LM: Eu acho que é um festival que lida com muito frescor, frescor é uma palavra boa, no sentido de uma luta com relação a essa invisibilização da atuação das mulheres na música brasileira, e o festival vai trazendo atrações não óbvias dentro desse contexto e provocando esse trânsito e esses encontros entre as mulheres. Então vai puxando de lado aqui e acolá, trazendo aquela coisa de, sabe, [cita trecho de “Rep”, de Gilberto Gil:] “o povo sabe o que quer/ mas o povo também quer o que não sabe”. Então provocando esse lugar de uma escuta aberta para o que está sendo feito hoje com relação à atuação das mulheres na música. Eu acho fundamental, é muito importante que haja ações nesse sentido, que sejam realmente restritas no sentido de potencializar o protagonismo das mulheres. Eu espero que em um momento a gente caminhe na humanidade para que não seja mais necessário, para que as coisas sejam colocadas e dadas de outra forma. Mas ainda agora, nesse momento que estamos, de muita luta, de mudanças de paradigmas, é fundamental esse tipo de ação, como o Festival Feminino.

ZR: Seu álbum mais recente é Apneia, de 2022. A edição deste ano do Festival Feminino tem a música instrumental como tema. O que você está preparando para a apresentação em São Luís?
LM: O meu álbum Apneia é um álbum híbrido entre músicas instrumentais e canção. Então eu vou trazer as músicas instrumentais do Apneia e vou trazer músicas instrumentais novas que não estão gravadas ainda e também músicas de outros compositores, de outras pessoas que me inspiram em um lugar que também se relaciona com o álbum, nessa leitura de mundo, na relação com a música no mundo, com o mundo em si, com a existência. E vou estar com uma formação bem especial, que é o meu trio, que é tuba, batera e sanfona, mais Aline Gonçalves, que é uma instrumentista que toca clarinete, flauta baixo, e pífano. Então uma sonoridade bem diferente, assim, de combinação com a sanfona e é uma marca do trabalho também, essa arregimentação que provoca uma outra sonoridade. Então eu espero que o público esteja aberto a essa escuta e vai ser um encontro muito gostoso, eu não tenho dúvida.

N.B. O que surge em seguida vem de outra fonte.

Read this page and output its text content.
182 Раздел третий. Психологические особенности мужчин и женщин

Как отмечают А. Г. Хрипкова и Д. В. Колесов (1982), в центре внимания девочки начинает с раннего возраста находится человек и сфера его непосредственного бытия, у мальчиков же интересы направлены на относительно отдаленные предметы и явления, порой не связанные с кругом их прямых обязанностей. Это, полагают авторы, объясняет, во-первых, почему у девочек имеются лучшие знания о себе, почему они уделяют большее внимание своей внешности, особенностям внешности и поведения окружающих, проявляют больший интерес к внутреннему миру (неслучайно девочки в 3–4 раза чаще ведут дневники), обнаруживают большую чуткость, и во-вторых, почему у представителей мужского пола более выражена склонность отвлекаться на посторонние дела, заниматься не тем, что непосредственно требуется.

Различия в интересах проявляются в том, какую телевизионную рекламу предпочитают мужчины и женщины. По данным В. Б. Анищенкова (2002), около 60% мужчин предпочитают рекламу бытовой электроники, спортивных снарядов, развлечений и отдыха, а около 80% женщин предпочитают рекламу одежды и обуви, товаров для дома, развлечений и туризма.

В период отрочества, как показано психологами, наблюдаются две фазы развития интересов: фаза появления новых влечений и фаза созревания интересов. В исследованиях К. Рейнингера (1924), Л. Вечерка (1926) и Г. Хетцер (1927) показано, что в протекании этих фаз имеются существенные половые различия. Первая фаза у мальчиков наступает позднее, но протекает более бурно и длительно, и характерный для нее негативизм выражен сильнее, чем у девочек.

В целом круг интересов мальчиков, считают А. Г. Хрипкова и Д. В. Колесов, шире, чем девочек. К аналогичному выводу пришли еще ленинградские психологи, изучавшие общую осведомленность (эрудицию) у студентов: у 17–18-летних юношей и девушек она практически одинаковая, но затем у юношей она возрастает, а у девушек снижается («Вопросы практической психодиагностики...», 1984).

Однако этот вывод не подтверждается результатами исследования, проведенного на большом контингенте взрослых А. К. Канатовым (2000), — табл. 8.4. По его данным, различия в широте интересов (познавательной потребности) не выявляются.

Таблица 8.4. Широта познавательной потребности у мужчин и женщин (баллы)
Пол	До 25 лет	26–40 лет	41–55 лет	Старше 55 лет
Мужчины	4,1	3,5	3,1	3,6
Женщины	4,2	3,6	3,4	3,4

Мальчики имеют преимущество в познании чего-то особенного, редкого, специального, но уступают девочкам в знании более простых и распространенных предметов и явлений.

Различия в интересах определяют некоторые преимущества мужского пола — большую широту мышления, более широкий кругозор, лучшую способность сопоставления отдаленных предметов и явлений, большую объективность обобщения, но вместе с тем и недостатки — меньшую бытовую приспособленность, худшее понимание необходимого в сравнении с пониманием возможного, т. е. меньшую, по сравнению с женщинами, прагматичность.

ZR: E o que pode nos adiantar de novos projetos? O que o fã clube da Lívia Mattos pode esperar para breve?
LM: Bom, esse ano eu faço 20 anos de carreira. 20 anos da minha primeira atuação que eu considero profissional nos palcos, assim. E é uma carreira híbrida, né? Entre a música e o circo. É uma atuação que veio meio imbricada. Eu comecei a tocar justamente no circo. E, então, é um ano de celebração. Eu estou com milhões de ideias de espetáculos, shows, singles, discos. E a gente vai buscando as formas de viabilizar. Então, estamos nessa busca agora do que vai ser viável e vamos soltar esse ano. Mas as ideias, a criação, estão a todo vapor, assim. E eu peço aqui aos leitores que acompanhem o trabalho, acompanhem as redes sociais aqui, porque vem novidade por aí. E eu vou soltando aqui e acolá. A gente vai fazer uma turnê agora também em julho. É uma turnê europeia, mais uma. A gente fez uma ano passado, de 40 dias. Depois voltamos, fizemos mais 10 (dias). E agora a gente volta em julho, mais centralizado em Portugal e França. E a agenda está cheia. Com esses projetos, então, vamos ver o que é que de fato consigo soltar para todos esse ano, mas muitas ideias na cabeça, muita coisa, muita criação, vem junto comigo que vai ter assunto!